The Stepford Fans
Blackburn Rovers have a reputation for being amongst English football’s best behaved fans. Unfortunately we are also accused of having no passion and turning our Ewood Park home into a ground lacking atmosphere.
What most of us didn’t realise is Blackburn Rovers have been used as a ‘Truman Show’ style experiment since the 1990’s. This started when we became flushed with money, thanks to our benefactor, Uncle Jack. Along with money spent on Ewood Park and the playing side, Rovers brought along the appliance of science. As well as becoming the first football club in the country to open up its own TV station, one of our lesser known captures was a consumer psychologist.
This practitioner was surprised at the time by how music was used to inspire the new ice hockey team in Blackburn. Fans of the then Blackburn Blackhawks had a reputation for being as wild as the players. This was down to aggressive heavy metal and punk rock being played when the team scored or players were rolling around fighting on the ice. For a time you couldn’t hear yourself think in the Arena due to the crowd noise. Unfortunately the cheerleaders couldn’t keep up with the music and the fans were too busy shaking their own hair to follow the match.
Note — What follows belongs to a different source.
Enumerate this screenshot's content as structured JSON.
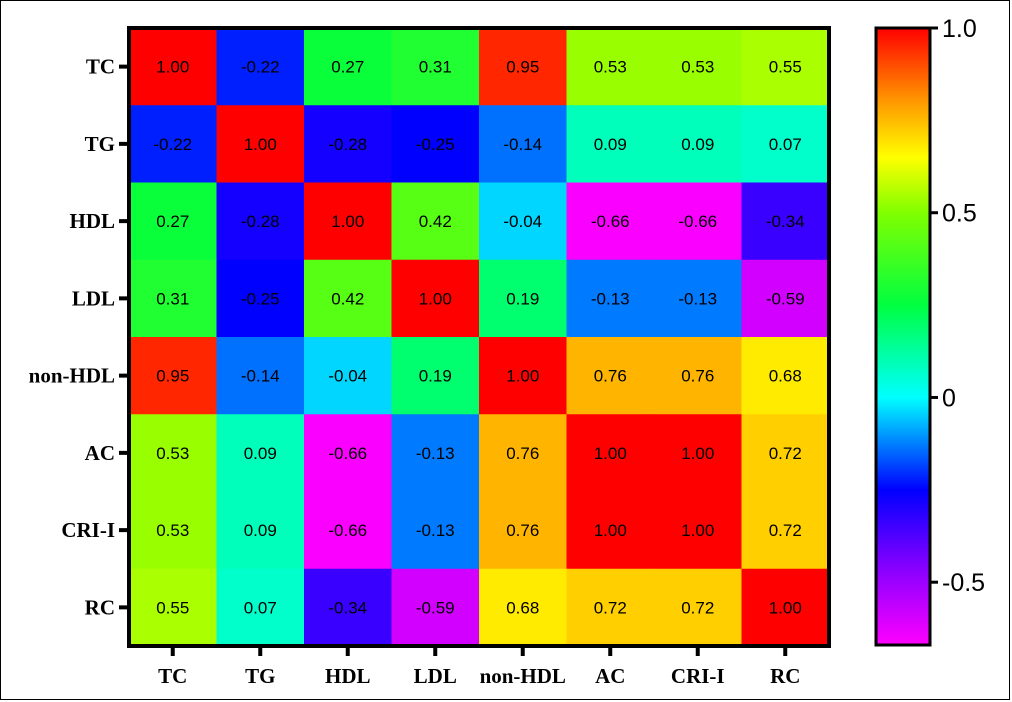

Not all of these psychological experiments were successful at Rovers either. The first was with recorded crowd noise being played during the match. Unfortunately it was louder than the fans in the ground. It also confused players and annoyed the fans. Another unsuccessful attempt was to try and pacify Sweden’s Trelleborg fans when we first entered the UEFA Cup. Nobody told our psychologist, when you keep playing ABBA records to Swedish people, it winds them up and makes them angry. Our resulting humiliating defeat is well documented. Subsequent experiments, playing ‘The Smiths’ music to fans from Manchester, also supported this theory.
Since those early days, success has followed. The subliminal messages produced by the big screen during broadcasts have become an effective form of advertising. These involve micro-second suggestions during recorded highlights, inviting you to: ‘bring a friend’, ‘place a bet’, ‘buy a pie’, ‘have a beer at half time’ and ‘go to the Roverstore after the match’.
Some supporters aren’t happy with this form of advertising though, accusing Rovers of ‘1984’ style thought control. Nicknaming us ‘The Stepford Fans’, they claim we are being brainwashed. Turning us into docile, unthinking automatons, accepting everything Rovers give us. Rovers management retorted angrily to these accusations, saying the fans must be out of their minds.